Born in Beirut, Lane grew up in New London, Connecticut. Lane says she was inspired early on by the French influences in postwar Beirut (following World War II).  Also, the women in her family moved her. She reaches into a box and produces intricate pieces featuring her mother’s painstaking French knots, cutwork, needlework, even twee children’s clothing that she sewed, or knitted, many fully lined.

“What do I do with these?” she asks softly. “They’re so wonderful.  I couldn’t get rid of them.”  She still keeps her mother’s sewing machine. Growing up, Lane accompanied her mother to the fabric store where she chose her own fabrics and notions. Her mother would create any outfit Lane wanted. 

While in her 80s, her mother took up painting.   

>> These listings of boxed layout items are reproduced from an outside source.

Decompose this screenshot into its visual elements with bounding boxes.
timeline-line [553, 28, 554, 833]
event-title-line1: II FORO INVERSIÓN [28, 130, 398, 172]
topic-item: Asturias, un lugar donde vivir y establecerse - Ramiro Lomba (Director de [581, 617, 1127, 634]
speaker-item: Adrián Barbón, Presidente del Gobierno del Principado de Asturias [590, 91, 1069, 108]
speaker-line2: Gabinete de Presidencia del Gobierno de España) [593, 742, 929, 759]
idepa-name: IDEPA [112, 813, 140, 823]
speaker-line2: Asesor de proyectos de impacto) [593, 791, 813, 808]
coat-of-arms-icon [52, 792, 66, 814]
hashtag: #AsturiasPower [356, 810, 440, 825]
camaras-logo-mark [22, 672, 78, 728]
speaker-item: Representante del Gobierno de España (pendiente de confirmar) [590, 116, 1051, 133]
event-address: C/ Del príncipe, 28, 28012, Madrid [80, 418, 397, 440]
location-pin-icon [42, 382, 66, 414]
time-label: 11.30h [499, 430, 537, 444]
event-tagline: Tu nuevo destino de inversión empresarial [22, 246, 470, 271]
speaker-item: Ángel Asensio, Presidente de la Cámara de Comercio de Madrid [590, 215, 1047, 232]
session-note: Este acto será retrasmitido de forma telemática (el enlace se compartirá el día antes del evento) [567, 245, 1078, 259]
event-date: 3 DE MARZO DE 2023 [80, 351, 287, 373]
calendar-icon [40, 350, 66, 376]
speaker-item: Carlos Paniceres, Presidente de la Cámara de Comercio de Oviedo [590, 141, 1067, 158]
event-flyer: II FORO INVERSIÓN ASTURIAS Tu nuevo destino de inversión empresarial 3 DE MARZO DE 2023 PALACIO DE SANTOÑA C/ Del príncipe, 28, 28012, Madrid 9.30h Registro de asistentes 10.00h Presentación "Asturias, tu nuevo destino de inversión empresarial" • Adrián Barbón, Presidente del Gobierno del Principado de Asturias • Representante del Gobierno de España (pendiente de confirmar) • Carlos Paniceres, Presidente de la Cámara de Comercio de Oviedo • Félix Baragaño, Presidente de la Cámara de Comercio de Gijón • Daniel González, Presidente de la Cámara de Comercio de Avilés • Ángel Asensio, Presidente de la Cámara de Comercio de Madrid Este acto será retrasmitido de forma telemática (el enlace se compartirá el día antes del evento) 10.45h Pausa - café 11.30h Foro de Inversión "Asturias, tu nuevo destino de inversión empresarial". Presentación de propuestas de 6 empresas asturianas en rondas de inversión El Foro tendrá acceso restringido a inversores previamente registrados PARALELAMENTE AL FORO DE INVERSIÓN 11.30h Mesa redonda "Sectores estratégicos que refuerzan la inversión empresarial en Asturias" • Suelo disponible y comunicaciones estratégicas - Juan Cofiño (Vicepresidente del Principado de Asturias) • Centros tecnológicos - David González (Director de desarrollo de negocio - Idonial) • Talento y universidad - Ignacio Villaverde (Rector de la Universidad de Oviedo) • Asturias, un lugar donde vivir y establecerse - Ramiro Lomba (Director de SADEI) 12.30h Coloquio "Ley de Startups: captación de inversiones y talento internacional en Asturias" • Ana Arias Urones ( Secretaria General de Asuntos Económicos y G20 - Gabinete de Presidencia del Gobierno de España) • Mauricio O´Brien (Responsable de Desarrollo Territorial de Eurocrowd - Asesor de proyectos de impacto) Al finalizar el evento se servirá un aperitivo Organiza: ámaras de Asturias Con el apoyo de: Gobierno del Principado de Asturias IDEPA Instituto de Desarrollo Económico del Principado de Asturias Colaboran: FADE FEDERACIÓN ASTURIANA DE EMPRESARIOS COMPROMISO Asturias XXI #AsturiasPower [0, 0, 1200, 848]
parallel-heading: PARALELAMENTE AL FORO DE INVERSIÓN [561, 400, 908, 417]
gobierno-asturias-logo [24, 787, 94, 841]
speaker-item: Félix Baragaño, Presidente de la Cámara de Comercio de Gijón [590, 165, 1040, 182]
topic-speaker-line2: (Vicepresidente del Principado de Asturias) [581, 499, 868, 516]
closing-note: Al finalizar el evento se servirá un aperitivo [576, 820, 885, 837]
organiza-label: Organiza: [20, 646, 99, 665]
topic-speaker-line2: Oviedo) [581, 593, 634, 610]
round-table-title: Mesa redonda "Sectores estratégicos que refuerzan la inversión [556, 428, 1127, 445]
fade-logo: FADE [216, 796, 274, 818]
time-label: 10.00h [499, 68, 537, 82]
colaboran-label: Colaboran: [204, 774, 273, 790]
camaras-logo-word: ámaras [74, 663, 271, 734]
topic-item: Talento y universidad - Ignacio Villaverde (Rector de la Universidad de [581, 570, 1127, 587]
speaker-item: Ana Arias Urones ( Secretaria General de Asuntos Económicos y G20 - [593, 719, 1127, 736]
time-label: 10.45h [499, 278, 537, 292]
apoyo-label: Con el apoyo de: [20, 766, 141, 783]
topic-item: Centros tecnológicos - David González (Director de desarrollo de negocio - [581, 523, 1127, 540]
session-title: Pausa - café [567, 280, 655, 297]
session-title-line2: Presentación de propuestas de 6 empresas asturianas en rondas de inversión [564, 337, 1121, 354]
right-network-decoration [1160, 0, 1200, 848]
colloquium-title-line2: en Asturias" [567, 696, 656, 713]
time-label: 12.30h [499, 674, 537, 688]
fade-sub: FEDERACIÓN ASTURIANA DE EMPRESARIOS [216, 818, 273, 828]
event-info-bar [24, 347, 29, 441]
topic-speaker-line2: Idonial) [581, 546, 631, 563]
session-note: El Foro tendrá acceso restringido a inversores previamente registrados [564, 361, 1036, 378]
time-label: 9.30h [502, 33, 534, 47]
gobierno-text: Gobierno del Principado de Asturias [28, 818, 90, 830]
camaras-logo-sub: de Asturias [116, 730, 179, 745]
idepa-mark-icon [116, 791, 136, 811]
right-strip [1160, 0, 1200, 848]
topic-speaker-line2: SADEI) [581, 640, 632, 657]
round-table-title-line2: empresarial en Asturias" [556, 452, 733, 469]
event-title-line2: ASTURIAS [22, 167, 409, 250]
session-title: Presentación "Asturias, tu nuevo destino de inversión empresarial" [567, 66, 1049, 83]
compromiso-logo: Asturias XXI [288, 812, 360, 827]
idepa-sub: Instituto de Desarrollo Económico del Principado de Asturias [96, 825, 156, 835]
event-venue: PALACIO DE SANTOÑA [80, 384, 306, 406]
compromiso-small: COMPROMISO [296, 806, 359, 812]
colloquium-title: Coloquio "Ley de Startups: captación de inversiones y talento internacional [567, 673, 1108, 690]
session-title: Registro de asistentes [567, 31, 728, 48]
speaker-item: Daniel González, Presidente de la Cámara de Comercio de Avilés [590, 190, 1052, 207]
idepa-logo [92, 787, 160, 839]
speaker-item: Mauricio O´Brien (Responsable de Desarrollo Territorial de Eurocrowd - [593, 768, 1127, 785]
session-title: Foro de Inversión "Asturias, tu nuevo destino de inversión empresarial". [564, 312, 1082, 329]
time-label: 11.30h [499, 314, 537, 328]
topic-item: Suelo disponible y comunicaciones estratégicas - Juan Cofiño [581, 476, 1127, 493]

The room is a light-shot one with a drafting table and inspiration boards and fabrics everywhere, draped, pinned to boards, or folded on shelves. There is a spotlight that Lane can direct onto a sketch or painting of a new fabric under development in order to dissect how the color changes. She must, Lane explains, have good light in order to properly work with color.   Lane worked for Baker Furniture after attending art school where she majored in interior design at the Paier College of Art. Her mentor there was married to painter Henry Gorsky. “It was sort of Bauhaus school,” Lane says.  Fashion was her first wish. “That was my heart,” she says. Her parents moved to D.C., and Lane eventually moved there, too. In retirement, she will return to the home the couple keep there and become a “museum rat.” 

“That is where I get inspiration,” Lane says. And a good place to be lost, in a rapture of color.  OH

Cynthia Adams is a contributing editor for O. Henry and a contributing writer for Seasons. Linda Lane serves with her on the Greensboro Historic Preservation Commission. Lane is also chair of Preservation Greensboro’s Hillside Designer Showhouse May 20–21.